It is very easy to see a situation clear as day when you are
on the outside of it. For obvious
reasons, when you are involved in the situation, you are too close and too
filled with emotions to see subjectively.
But what happens when someone you love is in a terribly toxic
relationship? Sure, you can see it,
maybe they will even listen to you and leave.
Many moons ago I was not in the healthiest of relationships, all of my
friends and family saw it, voiced polite concerns, but it was only after I
found my strength that I was able to completely remove myself from it. Years later I have seen some of my friends go
through similar situations, make the same excuses I did, justify and
rationalize irrationalize behavior, and I just don’t get how they do not see
it. Everyone was so quick to see it with
me, that I am so surprised that no one can see it for themselves. But, with that in mind, I decided to help y’all
make lemonade from my lemons, and compile an obvious list.
Love shouldn’t be
isolating- There is no reason why you get into a relationship and suddenly
disappear off the face of the earth.
Sure, you see people less, as you factor in a new person (timesuck) into
your life, but you shouldn’t suddenly stop texting/talking to your friends and
family altogether.
Love shouldn’t change
you- Again, everyone changes a little bit in relationships, but this isn’t Runaway Bride, you should be confident
in yourself enough to know what your bad habits are and only change those. I mean, if you get into a relationship and
that person suddenly starts changing everything about you (slowly, of course,
that’s how control is kept..) you should really question their motives; why did
they fall in love with you in the first place if they’re now trying to change
everything?
YOU CANNOT MAKE HOMES
OUT OF OTHER PEOPLE- I really cannot stress this one enough. You CANNOT
CANNOT CANNOT use people as an escape. Again,
love and relationships of any kind are supposed to enhance you. They are supposed to bring out the very best
of who you are, and the potential you can reach. You need to love and respect yourself [even a little bit] before anyone else can. No one's love for you will replace an empty void if you don't love yourself.
Everyone is born with
Free Will. Don’t ever let someone take that away from you- Short of
addiction, murder and breaking the law, you should be able to make any choice
you want to with your life. A
relationship should never dictate whom you can speak to, what you can wear,
what you can post on social media, or even what you eat. This all sounds crazy and obvious, but there
are sociopaths out there in the dating pool that so subtly suggest and change
these things about you, in a toxic relationship, in such a way that you won’t
even realize they’re trying to control you, not trying to help.
Love doesn’t feel
guilty- No relationship should ever
manipulate your feelings, that isn’t love! If you do something wrong and you
feel guilty for it, that’s justified.
However, if someone constantly attacks everything you do and makes you
feel guilty about something that no normal person would feel bad about, that is
a control tactic and not okay.
At the end of the day, you cannot help who you fall in love
with, and only you know what you can and will tolerate. But just know that no one ever deserves to
feel victimized in a relationship. No
one should ever be punished or isolated or feel like they are alone and it is
just their relationship and no one else in the world. That isn’t love.

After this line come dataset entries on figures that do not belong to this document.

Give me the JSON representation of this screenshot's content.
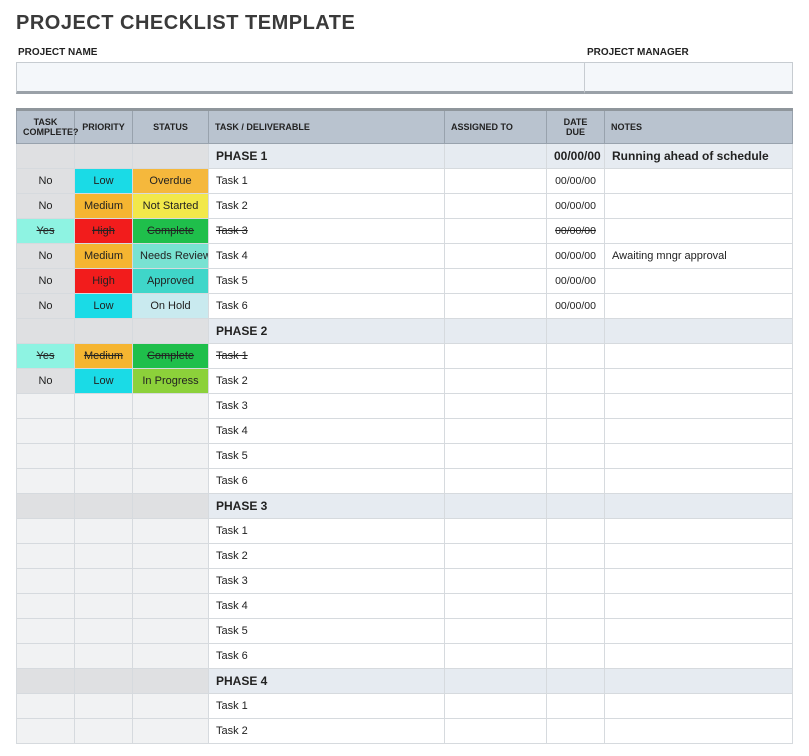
{
  "title": "PROJECT CHECKLIST TEMPLATE",
  "header": {
    "name_label": "PROJECT NAME",
    "mgr_label": "PROJECT MANAGER"
  },
  "columns": {
    "tc": "TASK COMPLETE?",
    "pr": "PRIORITY",
    "st": "STATUS",
    "task": "TASK  / DELIVERABLE",
    "asg": "ASSIGNED TO",
    "due": "DATE DUE",
    "notes": "NOTES"
  },
  "colors": {
    "tc_no": "#dfe0e2",
    "tc_yes": "#8ef3e2",
    "pr_low": "#1adbe6",
    "pr_med": "#f5b531",
    "pr_high": "#f21c1c",
    "st_overdue": "#f5b83c",
    "st_notstarted": "#f2e84a",
    "st_complete": "#1fbf4b",
    "st_needsreview": "#79e2d2",
    "st_approved": "#3fd6c9",
    "st_onhold": "#c9eaef",
    "st_inprogress": "#8cd13a"
  },
  "rows": [
    {
      "type": "phase",
      "task": "PHASE 1",
      "due": "00/00/00",
      "notes": "Running ahead of schedule"
    },
    {
      "type": "task",
      "tc": "No",
      "pr": "Low",
      "pr_key": "pr_low",
      "st": "Overdue",
      "st_key": "st_overdue",
      "task": "Task 1",
      "due": "00/00/00",
      "strike": false
    },
    {
      "type": "task",
      "tc": "No",
      "pr": "Medium",
      "pr_key": "pr_med",
      "st": "Not Started",
      "st_key": "st_notstarted",
      "task": "Task 2",
      "due": "00/00/00",
      "strike": false
    },
    {
      "type": "task",
      "tc": "Yes",
      "pr": "High",
      "pr_key": "pr_high",
      "st": "Complete",
      "st_key": "st_complete",
      "task": "Task 3",
      "due": "00/00/00",
      "strike": true
    },
    {
      "type": "task",
      "tc": "No",
      "pr": "Medium",
      "pr_key": "pr_med",
      "st": "Needs Review",
      "st_key": "st_needsreview",
      "task": "Task 4",
      "due": "00/00/00",
      "notes": "Awaiting mngr approval",
      "strike": false
    },
    {
      "type": "task",
      "tc": "No",
      "pr": "High",
      "pr_key": "pr_high",
      "st": "Approved",
      "st_key": "st_approved",
      "task": "Task 5",
      "due": "00/00/00",
      "strike": false
    },
    {
      "type": "task",
      "tc": "No",
      "pr": "Low",
      "pr_key": "pr_low",
      "st": "On Hold",
      "st_key": "st_onhold",
      "task": "Task 6",
      "due": "00/00/00",
      "strike": false
    },
    {
      "type": "phase",
      "task": "PHASE 2"
    },
    {
      "type": "task",
      "tc": "Yes",
      "pr": "Medium",
      "pr_key": "pr_med",
      "st": "Complete",
      "st_key": "st_complete",
      "task": "Task 1",
      "strike": true
    },
    {
      "type": "task",
      "tc": "No",
      "pr": "Low",
      "pr_key": "pr_low",
      "st": "In Progress",
      "st_key": "st_inprogress",
      "task": "Task 2",
      "strike": false
    },
    {
      "type": "task",
      "task": "Task 3"
    },
    {
      "type": "task",
      "task": "Task 4"
    },
    {
      "type": "task",
      "task": "Task 5"
    },
    {
      "type": "task",
      "task": "Task 6"
    },
    {
      "type": "phase",
      "task": "PHASE 3"
    },
    {
      "type": "task",
      "task": "Task 1"
    },
    {
      "type": "task",
      "task": "Task 2"
    },
    {
      "type": "task",
      "task": "Task 3"
    },
    {
      "type": "task",
      "task": "Task 4"
    },
    {
      "type": "task",
      "task": "Task 5"
    },
    {
      "type": "task",
      "task": "Task 6"
    },
    {
      "type": "phase",
      "task": "PHASE 4"
    },
    {
      "type": "task",
      "task": "Task 1"
    },
    {
      "type": "task",
      "task": "Task 2"
    }
  ]
}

My freshman year of college my psychology professor said
sociopaths isolate you from your friends and family and that is how they ensure
you will never leave them, because where else would you have to go? That lesson has stuck with me for a very long
time, and seeing people close to me go through it, it breaks my heart. So if my silly little bullet point blog could
help even one person to an epiphany, that will be worth it to me.
Know your worth, know your circle is always there for you,
and know you deserve love. Never settle,
never lose your identity, and know you are never too far to come back.